This morning, NASA astronaut Mark Vande Hei came back from the International Space Station to Earth in an interesting vehicle: a Russian Soyuz capsule, along with two Russian cosmonauts.
Previously, it was a norm for NASA to regularly contract the Russian space agency, Roscmosmos, to fly its astronauts from the ISS. But as Russia’s invasion of Ukraine has taken a toll on the relationship between the two countries and it almost seems like the relationship is at its breaking point, there have been speculations on what would these missions look like now.
Fortunately, it seems like things are fine.
“Probably the last time Americans and Russians fly together in space for a long time, but Roscosmos was professional and classy with Mark’s return,” wrote NASASpaceFlight editor Chris Berger after the successful landing in Kazakhstan this morning.
NASA officials have repeatedly stressed that even though there are some solemn tensions in the international arena, the collaboration between Russia and the United States on the ISS remains smooth.
“For the safety of our astronauts, the working relationship between NASA and our international partners continues,” NASA administrator Bill Nelson said earlier this week. “And that includes the professional relationship between the cosmonauts and our astronauts.”

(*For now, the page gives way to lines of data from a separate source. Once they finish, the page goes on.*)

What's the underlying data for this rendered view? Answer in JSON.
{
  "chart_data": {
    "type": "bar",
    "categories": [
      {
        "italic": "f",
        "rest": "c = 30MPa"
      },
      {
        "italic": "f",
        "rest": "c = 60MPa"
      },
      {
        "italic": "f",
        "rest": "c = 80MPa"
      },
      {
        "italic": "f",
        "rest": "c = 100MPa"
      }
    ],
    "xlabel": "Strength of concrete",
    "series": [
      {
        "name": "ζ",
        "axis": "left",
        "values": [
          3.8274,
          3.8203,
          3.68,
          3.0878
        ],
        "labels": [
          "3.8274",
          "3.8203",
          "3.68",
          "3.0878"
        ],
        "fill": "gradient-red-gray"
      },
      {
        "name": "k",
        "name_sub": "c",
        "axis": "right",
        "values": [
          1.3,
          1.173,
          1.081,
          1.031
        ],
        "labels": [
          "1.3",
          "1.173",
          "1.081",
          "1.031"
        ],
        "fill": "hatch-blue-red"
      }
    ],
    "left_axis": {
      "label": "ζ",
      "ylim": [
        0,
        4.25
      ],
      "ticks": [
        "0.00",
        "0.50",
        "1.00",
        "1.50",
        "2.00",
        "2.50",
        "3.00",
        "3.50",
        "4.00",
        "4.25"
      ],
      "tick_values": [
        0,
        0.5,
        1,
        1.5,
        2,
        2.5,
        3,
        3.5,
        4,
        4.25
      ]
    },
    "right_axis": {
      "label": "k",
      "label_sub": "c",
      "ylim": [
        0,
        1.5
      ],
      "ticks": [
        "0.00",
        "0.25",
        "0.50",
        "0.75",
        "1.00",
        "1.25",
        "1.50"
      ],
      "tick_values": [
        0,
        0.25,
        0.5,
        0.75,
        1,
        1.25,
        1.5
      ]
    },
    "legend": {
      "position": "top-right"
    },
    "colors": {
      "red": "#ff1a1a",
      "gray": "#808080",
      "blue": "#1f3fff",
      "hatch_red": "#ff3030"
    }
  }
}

“I was just enraged that he, the [cosmonauts], said that they were going to leave an American crew member behind,” says the former NASA astronaut Scott Kelly.
Nelson’s counterpart in the Russian space program, Dmitry Rogozin, hasn’t echoed NASA’s even-tempered tone. Instead, he’s released a series of statements that have alternated between weird tones.
At the landing site in Kazakhstan, though, it sounds like everything stayed professional.